Think Emptiness is form and the chariot is Empty.
https://www.thoughtco.com/the-heart-sutra-450023
The point is that everything we experience arises and ceases in dependence on transient conditions, so attaching, clinging and grasping are bound to cause suffering. It's not so much a philosophical statement as something to be observed in your own experience.
...As the ol' Buddhist funeral ( for the self) goes...
"Transient alas; are all component things
Subject are they to birth and then decay
Having gained birth; to death the life flux swings
Bliss truley dawns when unrest dies away!"
I listened to an interesting Podcast this week, Secular Buddhism with Noah Rasheta. It talked about the illusion of self and used an example of a car. Which part of it is a car? If you take away the wheels it the seats or the engine is it still a car? None of those individual parts on its own is a car and the car is still a car without them. It's the collective that is a car, and so it is with the self.
If you take away your arms and legs it's still you. So what is the self? Is it your brain? Then what part, if you wake up tomorrow without your memories are you still you? If you get a disease that affects your brains function are you still you? Of course you are.
It was a very interesting discussion and went into much more detail, more than I am able to express or even remember all of it. Well worth a listen and I need to listen again and reflect on it.
hmm...the illusion of self.it's a nice raft to juggle the dynamics of life.knowing it's function helps us go with dharma.that other shore is perhawe foget self and be.
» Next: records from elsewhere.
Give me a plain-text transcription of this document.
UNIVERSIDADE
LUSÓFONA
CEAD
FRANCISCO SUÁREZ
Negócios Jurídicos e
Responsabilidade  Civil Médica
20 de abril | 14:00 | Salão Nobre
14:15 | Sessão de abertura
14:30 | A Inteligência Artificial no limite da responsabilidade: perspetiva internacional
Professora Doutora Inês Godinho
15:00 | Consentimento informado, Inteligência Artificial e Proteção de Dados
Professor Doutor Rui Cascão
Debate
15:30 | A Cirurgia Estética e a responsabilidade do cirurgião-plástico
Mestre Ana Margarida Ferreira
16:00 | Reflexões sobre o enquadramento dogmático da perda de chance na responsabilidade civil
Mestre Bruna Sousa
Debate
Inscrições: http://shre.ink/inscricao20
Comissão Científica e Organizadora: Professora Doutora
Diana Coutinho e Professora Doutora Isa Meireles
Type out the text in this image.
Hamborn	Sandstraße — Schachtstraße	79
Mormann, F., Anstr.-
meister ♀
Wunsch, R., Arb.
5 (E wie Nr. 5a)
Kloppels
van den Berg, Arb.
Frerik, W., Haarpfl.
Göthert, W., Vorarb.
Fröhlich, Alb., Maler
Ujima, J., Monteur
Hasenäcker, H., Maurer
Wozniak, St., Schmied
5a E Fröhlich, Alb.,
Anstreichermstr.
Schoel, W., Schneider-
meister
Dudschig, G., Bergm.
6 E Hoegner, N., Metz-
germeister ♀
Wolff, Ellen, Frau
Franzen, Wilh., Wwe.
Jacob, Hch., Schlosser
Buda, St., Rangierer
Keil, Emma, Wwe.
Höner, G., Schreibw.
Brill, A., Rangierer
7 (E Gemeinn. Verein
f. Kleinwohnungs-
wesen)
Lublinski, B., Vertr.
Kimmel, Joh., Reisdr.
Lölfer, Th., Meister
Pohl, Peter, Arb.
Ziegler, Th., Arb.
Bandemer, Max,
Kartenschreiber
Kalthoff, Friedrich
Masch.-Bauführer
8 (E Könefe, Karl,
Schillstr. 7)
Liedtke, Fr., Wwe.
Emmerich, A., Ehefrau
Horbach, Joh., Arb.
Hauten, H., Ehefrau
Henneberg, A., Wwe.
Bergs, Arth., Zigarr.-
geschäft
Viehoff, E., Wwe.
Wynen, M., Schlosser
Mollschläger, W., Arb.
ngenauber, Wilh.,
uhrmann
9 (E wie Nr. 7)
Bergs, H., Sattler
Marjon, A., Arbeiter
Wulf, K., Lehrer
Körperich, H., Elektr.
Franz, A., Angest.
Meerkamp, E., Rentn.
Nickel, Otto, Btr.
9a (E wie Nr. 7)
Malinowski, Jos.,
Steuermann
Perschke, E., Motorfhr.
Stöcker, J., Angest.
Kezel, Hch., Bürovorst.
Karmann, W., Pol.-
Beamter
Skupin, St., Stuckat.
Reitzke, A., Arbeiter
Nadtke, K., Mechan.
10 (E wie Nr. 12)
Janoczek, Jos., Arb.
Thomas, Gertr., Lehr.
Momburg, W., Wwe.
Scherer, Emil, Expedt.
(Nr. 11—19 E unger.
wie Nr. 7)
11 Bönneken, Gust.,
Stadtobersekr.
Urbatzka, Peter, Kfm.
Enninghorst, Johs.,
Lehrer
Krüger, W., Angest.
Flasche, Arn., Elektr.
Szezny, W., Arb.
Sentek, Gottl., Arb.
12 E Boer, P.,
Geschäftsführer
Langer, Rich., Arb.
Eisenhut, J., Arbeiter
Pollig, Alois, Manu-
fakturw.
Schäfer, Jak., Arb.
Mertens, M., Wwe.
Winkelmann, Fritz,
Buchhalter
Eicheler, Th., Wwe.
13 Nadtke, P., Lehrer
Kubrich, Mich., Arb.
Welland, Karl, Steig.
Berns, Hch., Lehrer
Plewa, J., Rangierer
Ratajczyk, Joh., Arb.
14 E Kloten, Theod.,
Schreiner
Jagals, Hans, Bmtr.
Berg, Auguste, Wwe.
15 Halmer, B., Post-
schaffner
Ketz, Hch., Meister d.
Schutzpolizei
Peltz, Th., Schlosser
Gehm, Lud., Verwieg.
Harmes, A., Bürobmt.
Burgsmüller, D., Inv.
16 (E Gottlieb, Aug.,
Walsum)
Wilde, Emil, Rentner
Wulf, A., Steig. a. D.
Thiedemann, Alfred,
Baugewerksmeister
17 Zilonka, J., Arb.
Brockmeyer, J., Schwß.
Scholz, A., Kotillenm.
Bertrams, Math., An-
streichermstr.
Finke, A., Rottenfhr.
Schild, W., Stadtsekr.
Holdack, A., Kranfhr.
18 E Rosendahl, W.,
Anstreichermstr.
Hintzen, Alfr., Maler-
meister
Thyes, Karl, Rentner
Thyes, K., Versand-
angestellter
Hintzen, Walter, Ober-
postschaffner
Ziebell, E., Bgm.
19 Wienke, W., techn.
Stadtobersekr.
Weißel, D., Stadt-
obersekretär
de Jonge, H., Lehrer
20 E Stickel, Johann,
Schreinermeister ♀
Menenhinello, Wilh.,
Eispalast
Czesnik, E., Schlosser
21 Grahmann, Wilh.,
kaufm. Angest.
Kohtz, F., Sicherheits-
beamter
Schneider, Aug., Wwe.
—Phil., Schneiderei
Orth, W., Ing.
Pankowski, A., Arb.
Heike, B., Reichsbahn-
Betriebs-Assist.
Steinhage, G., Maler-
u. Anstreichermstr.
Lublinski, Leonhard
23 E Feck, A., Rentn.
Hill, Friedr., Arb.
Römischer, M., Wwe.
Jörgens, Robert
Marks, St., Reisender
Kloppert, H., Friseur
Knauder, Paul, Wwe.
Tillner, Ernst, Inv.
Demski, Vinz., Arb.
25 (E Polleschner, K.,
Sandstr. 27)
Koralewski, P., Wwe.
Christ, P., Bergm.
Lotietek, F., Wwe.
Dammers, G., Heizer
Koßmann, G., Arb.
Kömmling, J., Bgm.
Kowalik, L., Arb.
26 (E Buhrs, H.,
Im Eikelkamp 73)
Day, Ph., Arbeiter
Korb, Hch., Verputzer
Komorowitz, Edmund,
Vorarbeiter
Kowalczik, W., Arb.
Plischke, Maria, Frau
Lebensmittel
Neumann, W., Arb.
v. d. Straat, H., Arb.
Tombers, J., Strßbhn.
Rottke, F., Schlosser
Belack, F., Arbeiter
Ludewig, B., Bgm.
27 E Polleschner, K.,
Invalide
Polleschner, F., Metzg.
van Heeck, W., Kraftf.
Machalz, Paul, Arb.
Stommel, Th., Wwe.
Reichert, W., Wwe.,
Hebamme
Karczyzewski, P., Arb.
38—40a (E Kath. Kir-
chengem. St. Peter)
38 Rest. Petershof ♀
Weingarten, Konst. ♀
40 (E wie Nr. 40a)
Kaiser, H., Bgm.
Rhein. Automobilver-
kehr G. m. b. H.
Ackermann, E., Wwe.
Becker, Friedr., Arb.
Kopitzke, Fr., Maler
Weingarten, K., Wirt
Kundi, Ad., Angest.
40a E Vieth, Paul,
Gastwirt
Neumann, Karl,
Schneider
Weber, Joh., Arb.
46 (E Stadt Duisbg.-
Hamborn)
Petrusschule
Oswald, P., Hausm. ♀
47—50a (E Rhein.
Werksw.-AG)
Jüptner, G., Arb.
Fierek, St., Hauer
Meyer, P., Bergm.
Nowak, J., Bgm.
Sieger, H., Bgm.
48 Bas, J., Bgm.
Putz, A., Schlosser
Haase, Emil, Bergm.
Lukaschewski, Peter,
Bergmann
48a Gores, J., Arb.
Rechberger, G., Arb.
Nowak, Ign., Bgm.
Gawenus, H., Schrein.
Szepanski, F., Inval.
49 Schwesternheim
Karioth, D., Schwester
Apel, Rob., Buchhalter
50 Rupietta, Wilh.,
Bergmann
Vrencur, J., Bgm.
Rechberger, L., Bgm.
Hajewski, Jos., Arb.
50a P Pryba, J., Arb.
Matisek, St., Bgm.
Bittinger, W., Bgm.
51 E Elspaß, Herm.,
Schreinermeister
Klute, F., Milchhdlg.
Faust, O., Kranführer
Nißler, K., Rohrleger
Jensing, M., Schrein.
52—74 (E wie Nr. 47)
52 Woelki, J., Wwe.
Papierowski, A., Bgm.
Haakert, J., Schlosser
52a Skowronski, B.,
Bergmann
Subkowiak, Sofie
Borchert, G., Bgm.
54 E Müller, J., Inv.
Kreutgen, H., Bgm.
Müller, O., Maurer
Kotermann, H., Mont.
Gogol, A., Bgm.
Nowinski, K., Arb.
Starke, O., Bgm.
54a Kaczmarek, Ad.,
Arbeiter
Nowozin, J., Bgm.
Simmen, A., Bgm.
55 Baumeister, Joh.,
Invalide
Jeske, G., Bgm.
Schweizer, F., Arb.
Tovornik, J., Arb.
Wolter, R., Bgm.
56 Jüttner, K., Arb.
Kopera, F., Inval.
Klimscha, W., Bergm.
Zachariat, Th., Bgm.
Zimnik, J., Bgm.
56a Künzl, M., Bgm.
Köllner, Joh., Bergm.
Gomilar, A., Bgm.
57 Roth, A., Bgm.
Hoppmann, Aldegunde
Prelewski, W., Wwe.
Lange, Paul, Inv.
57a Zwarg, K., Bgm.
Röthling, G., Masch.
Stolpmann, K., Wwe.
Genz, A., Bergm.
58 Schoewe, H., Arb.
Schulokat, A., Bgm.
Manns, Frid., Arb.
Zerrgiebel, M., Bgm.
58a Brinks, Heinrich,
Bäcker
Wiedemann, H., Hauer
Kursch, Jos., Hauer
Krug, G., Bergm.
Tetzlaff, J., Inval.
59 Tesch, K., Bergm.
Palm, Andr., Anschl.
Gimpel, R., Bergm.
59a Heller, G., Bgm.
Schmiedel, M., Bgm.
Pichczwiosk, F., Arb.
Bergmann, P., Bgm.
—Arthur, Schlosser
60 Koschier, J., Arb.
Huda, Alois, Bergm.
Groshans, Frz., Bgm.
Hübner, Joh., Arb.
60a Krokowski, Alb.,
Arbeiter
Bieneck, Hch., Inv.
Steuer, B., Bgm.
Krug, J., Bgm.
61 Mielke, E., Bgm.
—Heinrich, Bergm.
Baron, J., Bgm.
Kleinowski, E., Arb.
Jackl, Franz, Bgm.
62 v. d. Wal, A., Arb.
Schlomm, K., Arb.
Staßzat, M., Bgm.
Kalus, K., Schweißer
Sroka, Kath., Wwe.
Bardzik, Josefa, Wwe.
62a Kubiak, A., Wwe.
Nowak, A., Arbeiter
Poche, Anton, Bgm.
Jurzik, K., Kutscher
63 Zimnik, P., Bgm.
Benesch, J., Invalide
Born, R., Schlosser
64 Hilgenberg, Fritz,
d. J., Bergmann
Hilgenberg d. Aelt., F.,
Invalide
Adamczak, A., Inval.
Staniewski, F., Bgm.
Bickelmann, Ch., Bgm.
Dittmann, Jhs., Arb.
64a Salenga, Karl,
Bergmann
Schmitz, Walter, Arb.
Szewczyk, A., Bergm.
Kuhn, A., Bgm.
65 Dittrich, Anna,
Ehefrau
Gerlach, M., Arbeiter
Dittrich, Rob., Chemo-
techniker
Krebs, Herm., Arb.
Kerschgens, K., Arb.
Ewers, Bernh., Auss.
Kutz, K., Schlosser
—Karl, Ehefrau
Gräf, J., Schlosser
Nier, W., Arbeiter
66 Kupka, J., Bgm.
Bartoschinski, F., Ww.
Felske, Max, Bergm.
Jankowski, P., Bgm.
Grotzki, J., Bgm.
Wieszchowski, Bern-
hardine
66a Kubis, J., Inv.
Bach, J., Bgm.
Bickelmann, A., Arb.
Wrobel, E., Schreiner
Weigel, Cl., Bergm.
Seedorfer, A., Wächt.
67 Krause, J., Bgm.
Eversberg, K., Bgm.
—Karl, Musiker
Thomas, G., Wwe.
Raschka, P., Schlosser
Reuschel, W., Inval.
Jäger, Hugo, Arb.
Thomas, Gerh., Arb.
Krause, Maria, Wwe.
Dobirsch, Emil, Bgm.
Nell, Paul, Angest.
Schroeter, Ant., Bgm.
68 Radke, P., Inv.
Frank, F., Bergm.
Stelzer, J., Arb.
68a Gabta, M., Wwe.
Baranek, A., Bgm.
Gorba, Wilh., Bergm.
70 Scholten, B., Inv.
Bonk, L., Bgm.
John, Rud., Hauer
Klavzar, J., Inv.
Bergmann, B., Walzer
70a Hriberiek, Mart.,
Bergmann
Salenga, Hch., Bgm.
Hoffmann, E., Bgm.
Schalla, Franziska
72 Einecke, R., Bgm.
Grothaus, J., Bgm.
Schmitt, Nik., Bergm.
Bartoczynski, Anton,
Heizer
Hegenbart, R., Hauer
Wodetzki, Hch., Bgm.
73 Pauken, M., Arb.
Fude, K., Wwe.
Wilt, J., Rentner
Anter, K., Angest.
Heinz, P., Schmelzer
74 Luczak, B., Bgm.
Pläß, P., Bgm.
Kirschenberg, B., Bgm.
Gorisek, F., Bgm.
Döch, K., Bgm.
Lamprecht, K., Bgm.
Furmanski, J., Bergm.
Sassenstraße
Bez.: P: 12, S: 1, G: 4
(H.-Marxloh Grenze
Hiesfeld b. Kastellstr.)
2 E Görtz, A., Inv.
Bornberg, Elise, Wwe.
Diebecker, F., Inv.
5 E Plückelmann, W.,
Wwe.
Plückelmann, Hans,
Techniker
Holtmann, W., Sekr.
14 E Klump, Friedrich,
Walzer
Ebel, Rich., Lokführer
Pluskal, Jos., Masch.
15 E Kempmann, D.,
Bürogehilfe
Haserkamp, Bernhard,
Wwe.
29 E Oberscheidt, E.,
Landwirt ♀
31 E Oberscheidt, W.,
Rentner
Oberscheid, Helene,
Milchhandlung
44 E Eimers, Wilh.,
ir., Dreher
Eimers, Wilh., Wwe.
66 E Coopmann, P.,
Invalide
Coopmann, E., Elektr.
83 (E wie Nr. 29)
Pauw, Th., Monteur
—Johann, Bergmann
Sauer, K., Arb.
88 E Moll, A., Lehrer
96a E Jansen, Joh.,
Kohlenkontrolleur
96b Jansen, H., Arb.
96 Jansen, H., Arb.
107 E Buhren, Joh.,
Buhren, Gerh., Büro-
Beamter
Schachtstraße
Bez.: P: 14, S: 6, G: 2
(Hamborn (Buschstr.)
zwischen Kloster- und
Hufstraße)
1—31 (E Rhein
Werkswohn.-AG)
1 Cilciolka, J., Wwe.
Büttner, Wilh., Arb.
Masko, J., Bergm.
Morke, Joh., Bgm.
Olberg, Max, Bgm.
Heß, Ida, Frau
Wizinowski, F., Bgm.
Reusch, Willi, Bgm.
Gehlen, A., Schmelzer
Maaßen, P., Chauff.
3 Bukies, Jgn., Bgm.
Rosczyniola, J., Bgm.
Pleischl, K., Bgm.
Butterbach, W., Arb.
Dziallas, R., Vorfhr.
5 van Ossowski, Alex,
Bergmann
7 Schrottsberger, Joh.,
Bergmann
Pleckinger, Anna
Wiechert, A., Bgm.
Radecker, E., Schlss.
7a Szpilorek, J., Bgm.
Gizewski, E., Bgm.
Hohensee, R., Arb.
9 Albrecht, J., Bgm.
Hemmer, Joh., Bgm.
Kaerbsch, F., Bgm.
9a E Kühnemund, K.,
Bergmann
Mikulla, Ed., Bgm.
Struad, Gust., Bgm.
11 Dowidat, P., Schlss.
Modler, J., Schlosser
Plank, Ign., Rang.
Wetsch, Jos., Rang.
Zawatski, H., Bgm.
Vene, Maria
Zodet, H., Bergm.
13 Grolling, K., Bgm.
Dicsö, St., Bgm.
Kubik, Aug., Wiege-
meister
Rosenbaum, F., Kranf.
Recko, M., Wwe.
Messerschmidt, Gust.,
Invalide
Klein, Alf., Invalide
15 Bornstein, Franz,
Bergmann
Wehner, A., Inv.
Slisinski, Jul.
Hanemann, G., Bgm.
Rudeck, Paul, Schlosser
I agree with inter-being. To me what is empty is the idea of a chariot that we place on that collection of parts. I imagine it like a floating image, a cartoon bubble, above the object. That image is the thing that is empty, all there is is the collection but our minds label it and impart the collection with a solidness that the floating mental image doesn't have.
...and there are collections all the way down.
Yes person, I agree, there are collections all the way down. But take away an essential part and it won't function like an chariot anymore, its only part of an chariot. So the idea of the thing has a form of completeness or wholeness, it may not be solid but it has a kind of reality. Although of course it is a construct of the mind and has no independent existence.
The problem arises when the wheels fall off your favourite chariot.
I really don't think this is a philosophical question, it is more about noticing, aka being mindful.